The coefficients of variation found for the rms values are in agreement with values reported by other researchers (Bolgla and Uhl, 2007). According to many researchers, the normalization method used in this experiment to calculate the values of rms provides lower IACV and IECV (Burden et al., 2003; Knutson et al., 1994). A comparison of the rms and the original SSP methods used in this study revealed that the SSP method resulted in lower IACV and IECV (see Tables 1 and 2">2). Lower IACV indicates greater reliability of the measurements, while the advantages of using methods that result in lower IECV are well documented in the literature (Yang and Winter, 1984). These results confirm the validity of the SSP method used. Since there were only six data points for the comparison of the IECV of the rms and SSP, further studies should be done to confirm the hypothesis that the SSP method may be a more stable and precise method for measuring significant muscle activity than the rms method.

The reason for the higher TB (an agonist muscle for the strike) activity in the strikes with impact might be more psychological than biomechanical, possibly due to greater participant’s motivation when performing the strikes with impact. The reason for the higher BR activity, on the other hand, is probably due to the importance of this muscle in stabilizing the wrist and elbow joints when receiving the reaction force from the impact.

The result that an approximate time of only one second presented significant contours on the power spectra suggests that the participants took approximately one second to perform the sequences of five palm strikes. This result is in agreement with previous high-speed camera study that found the duration of one palm strike to be in the order of 200 ms (Neto et al., 2007).

The wavelet power spectra from the three analysed muscles (Figure 1 and 2) illustrate the muscle roles during the five strikes performed in each sequence. The first significant contour on the TB powers spectra demonstrates a muscle activity responsible for pushing the right hand during the first palm strike. This region is followed in time by a significant contour both in the BB and BR spectra, which correspond to muscle activity responsible to brake the right hand’s movement and pull it back while the left hand is being pushed during the first left hand palm strike. After that, the same pattern in wavelet power spectra repeats for the second right hand palm strike followed by the second left hand palm strike. For the third right hand palm, more extended significant regions in the spectra can be seen, which implies longer muscles’ activity. It can be speculated that, for both strikes with and without impact, the participants keep tightening their muscles once the arm stops. These isometric muscles’ contractions, once the movement stops, are often performed in martial arts.

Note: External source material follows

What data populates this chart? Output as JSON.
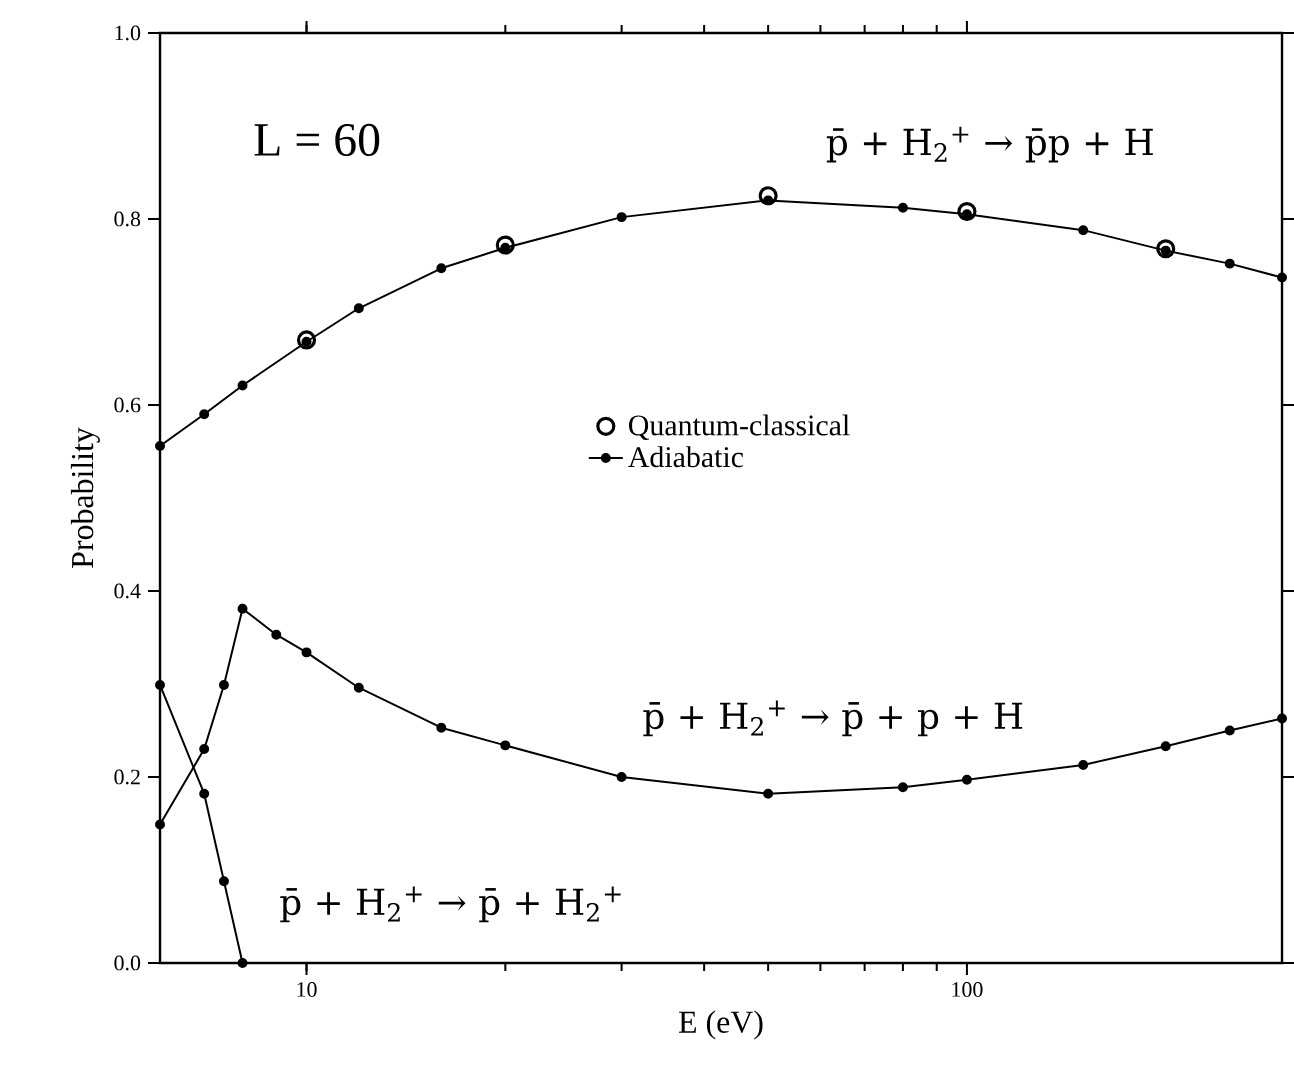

This study compares the EMG activity of the TB, BB and BR muscles during strikes with and without impacts. The EMG analyses were done in the time and frequency domains. For the frequency domain, an original method was used to quantify statistically significant regions on the wavelet power spectra, and it was proven be very reliable. The results indicate that there are greater TB and BR muscle activities for the strikes with impacts. The reasons for this greater muscle activity are expected to be both psychological, such as greater motivation, and biomechanical, such as the need for stabilizing the joints during the impacts. In addition, the results show that the wavelet power spectra pattern for the three analysed muscles obtained from the strikes with and without impacts were similar. The results suggest that training forms or “katas ”should not replace training with pads. Although in both types of training the movements performed present very similar muscle activation characteristics, the magnitude of the contraction of some muscle are greater for the movements done with pads. In consequence, the relative time spend in each type of training should be determined depending on the application. For example, for participants that need to increase strength either for combats or breaking demonstrations, training with pads should be more relevant than without pads. In addition, the methodology developed in this article has other applications, such as muscle control and rehabilitation evaluations for athletes and non-athletes.